陆沉舟走到她面前,摊开右手手掌——那里,之前被木刺扎伤的地方,还留着一个极小的红点。
九姑再次抽出一根稍短的银针,用同样的方法,在陆沉舟掌心那个红点周围,凌空刻画了一个更加复杂、中心一点暗红(是他之前伤口残留的、与陈玄同源的血气)的符文。

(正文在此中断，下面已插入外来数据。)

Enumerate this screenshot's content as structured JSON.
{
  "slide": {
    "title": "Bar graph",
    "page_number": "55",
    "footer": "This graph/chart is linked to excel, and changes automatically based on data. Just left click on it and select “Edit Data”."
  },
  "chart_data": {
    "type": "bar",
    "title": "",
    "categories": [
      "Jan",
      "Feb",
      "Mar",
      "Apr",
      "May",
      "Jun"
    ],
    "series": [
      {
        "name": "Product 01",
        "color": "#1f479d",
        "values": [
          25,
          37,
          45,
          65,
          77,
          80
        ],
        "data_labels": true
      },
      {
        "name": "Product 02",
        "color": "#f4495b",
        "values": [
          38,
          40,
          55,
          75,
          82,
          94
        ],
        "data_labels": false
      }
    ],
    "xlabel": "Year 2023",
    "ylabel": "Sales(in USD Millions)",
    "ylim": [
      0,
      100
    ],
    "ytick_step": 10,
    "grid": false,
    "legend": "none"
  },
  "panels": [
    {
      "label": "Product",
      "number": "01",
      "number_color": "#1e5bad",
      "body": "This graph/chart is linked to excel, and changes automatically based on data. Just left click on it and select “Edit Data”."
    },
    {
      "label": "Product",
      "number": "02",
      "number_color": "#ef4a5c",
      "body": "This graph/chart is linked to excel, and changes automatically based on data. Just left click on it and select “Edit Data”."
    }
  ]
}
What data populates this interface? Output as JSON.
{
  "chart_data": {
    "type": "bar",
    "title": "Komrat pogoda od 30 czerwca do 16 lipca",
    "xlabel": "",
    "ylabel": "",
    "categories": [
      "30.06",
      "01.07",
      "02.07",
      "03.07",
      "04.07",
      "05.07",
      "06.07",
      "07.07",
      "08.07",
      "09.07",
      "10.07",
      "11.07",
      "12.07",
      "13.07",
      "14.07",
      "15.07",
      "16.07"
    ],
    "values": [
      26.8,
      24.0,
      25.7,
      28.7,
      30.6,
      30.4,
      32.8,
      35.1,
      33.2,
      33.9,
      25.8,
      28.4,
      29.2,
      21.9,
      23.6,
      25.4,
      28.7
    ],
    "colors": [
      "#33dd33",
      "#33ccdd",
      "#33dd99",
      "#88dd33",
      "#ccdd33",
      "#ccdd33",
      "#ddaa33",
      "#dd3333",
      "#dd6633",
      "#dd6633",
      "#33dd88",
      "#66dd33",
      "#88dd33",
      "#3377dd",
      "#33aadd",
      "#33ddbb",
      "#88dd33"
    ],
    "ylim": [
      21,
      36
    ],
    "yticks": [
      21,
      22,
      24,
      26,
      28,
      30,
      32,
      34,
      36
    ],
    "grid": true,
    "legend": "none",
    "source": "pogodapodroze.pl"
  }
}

符文没入,陆沉舟感到掌心传来一阵轻微的、如同血脉搏动般的共鸣感,与自己手背的暗斑,隐隐呼应。
“你的‘门’和他渊源太深,普通的‘守心纹’对你用处不大。”九姑看着他,浑浊的眼睛里充满了复杂的情绪,“这道‘溯源纹’,或许……能在关键时刻,帮你‘看’清一些,被他的‘逆纹’掩盖的东西。但同样,只能用一次。而且……可能会让你看到一些,你并不想看到的‘真实’。”
她顿了顿,声音低得几乎听不见:
“他的路,你该自己选。但选之前……至少,看清那条路上,到底有什么。”
说完,她似乎耗尽了所有力气,瘫软在藤椅里,闭上眼睛,胸口微弱起伏。
陆沉舟握紧手掌,感受着掌心那微弱的搏动。他弯腰,对九姑,深深地鞠了一躬。
然后,转身。
“出发。”
两辆摩托(燕翎的“追风”和另一辆借来的)、一辆破面包,趁着清晨薄雾未散,驶出回春堂所在的旧街区,朝着城北方向疾驰。
燕翎的黑色“追风”一马当先。晨风猎猎,吹动她的短发和皮衣。她低头,看了一眼自己右手掌心——那道淡金色的“守心纹”印记,在晨光下几乎看不见,但微微的暖意和束缚感真实不虚。
她的目光,无意间扫过摩托引擎盖——那里,除了她亲手刻下的、代表“游身掌”传承的剪影,在剪影下方,还有一个极其细小、平时几乎被油污复盖的刻痕。
是两个古篆字:
“问心”。
那是当年师父韩山岳刻下的。他说,游身掌练到极致,不是掌法多精妙,真炁多雄浑,而是每一掌打出,都要“问心”——问自己为何出掌,问掌风将去往何方,问这一掌带来的,是止戈,还是更多的纷争。
她一直不太懂。觉得老头子故弄玄虚。掌法就是掌法,能打就行,问那么多干嘛?
可现在,看着这两个字,想着陈玄那套“与其封,不如问”的、最终走向邪路的理念,想着守门人三百年的“封禁”与如今的衰微,想着谢墨那疯狂而精致的“收藏”……她似乎,隐隐触摸到了“问心”二字背后,那沉重如山的含义。
不是所有“问”,都能得到答案。
也不是所有“心”,都经得起直视。
但若连“问”的勇气都没有,那与盲目的“封”和“杀”,又有何区别?
她拧动油门,引擎咆哮,黑色摩托如离弦之箭,冲向前方渐渐清淅的、城北老工业区那一片低矮破败、锈迹斑斑的建筑轮廓。
红星第三电单车制造厂。
“陈师傅”。
师父的踪迹,叛徒的过往,扭曲的传承,未竟的“问心”……
所有的线索,所有的因果,都指向那里。
而这一次,他们不再是被动等待谜题揭晓。
他们要主动,去叩开那扇尘封已久、或许早已锈死的“门”。